Offshore staff
THE HAGUE, the Netherlands – Shell has issued updates on its current upstream development programs in its annual report.
Offshore Sarawak, the company expects first oil and gas this year from Phase 2 of the E6 project in the SK308 PSC, and first gas from the Pegaga field in block SK320 by 4Q.
Most of the gas produced offshore Sarawak heads to Malaysia LNG and Shell’s gas-to-liquids plant in Bintulu.
Drilling started last year on Phase 2 of the Malikai project offshore Malaysia, and first oil should follow later in 2021.
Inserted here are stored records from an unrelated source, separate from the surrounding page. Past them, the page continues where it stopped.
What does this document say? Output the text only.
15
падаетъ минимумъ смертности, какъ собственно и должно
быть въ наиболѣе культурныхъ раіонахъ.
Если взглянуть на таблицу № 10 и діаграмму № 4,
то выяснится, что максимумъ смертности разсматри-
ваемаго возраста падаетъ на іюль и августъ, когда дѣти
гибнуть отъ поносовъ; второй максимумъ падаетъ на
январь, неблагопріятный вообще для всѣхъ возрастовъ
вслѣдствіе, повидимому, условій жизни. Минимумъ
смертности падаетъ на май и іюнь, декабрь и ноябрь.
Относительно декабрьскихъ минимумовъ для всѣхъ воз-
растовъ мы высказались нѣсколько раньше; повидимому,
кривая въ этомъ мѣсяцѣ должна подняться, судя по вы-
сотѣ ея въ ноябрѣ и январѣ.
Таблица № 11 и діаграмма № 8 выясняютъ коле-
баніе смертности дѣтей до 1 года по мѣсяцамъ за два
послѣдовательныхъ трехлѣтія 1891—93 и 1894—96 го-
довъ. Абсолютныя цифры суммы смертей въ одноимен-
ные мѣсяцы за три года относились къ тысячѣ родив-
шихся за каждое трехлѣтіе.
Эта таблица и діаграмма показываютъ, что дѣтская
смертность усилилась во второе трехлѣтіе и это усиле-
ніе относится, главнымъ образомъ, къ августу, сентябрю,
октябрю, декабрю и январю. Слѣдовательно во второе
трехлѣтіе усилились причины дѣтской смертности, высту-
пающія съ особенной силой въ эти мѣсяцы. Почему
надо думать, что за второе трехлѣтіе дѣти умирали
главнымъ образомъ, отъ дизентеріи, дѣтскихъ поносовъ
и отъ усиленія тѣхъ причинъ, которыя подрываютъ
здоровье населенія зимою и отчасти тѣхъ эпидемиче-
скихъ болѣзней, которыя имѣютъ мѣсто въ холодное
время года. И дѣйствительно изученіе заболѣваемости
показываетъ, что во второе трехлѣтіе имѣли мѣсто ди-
Shell has a 16.8% interest in the North Caspian Sea production-sharing agreement which includes the giant Kashagan field in the Kazakh sector of the Caspian Sea.
The Phase 1 development should deliver plateau oil production capacity of around 66,000 boe/d (Shell’s interest) this year, with potential for further increases under later phases.
Last summer, Allseas’ Pioneering Spirit removed Shell’s Brent Alpha topsides from the UK northern North Sea, with Heerema Marine Contractors’ Sleipnir vessel subsequently extracting the upper portion of the Brent Alpha jacket.
In July 2020, the UK government approved the Brent Alpha decommissioning program, including derogation to leave in place the Brent Alpha steel jacket footings.
Shell expects a decision before mid-year on proposed derogations to leave in place each of the gravity-based concrete installations serving Brent Bravo, Charlie, and Delta.
Last November, the company agreed to farm out part of its 30% stake in the deepwater round 1.4 block 4 exploration license offshore Mexico to CNOOC. However, the transaction remains subject to regulatory approval.
In Brazil’s Campos basin, Shell was awarded a 100% interest in block C-M-757 last December under the National Petroleum Agency (ANP) permanent offer round, again awaiting ratification.
Also last year, the company agreed to sell its 23% interest in the FPSO P-71, and the deal should be completed shortly.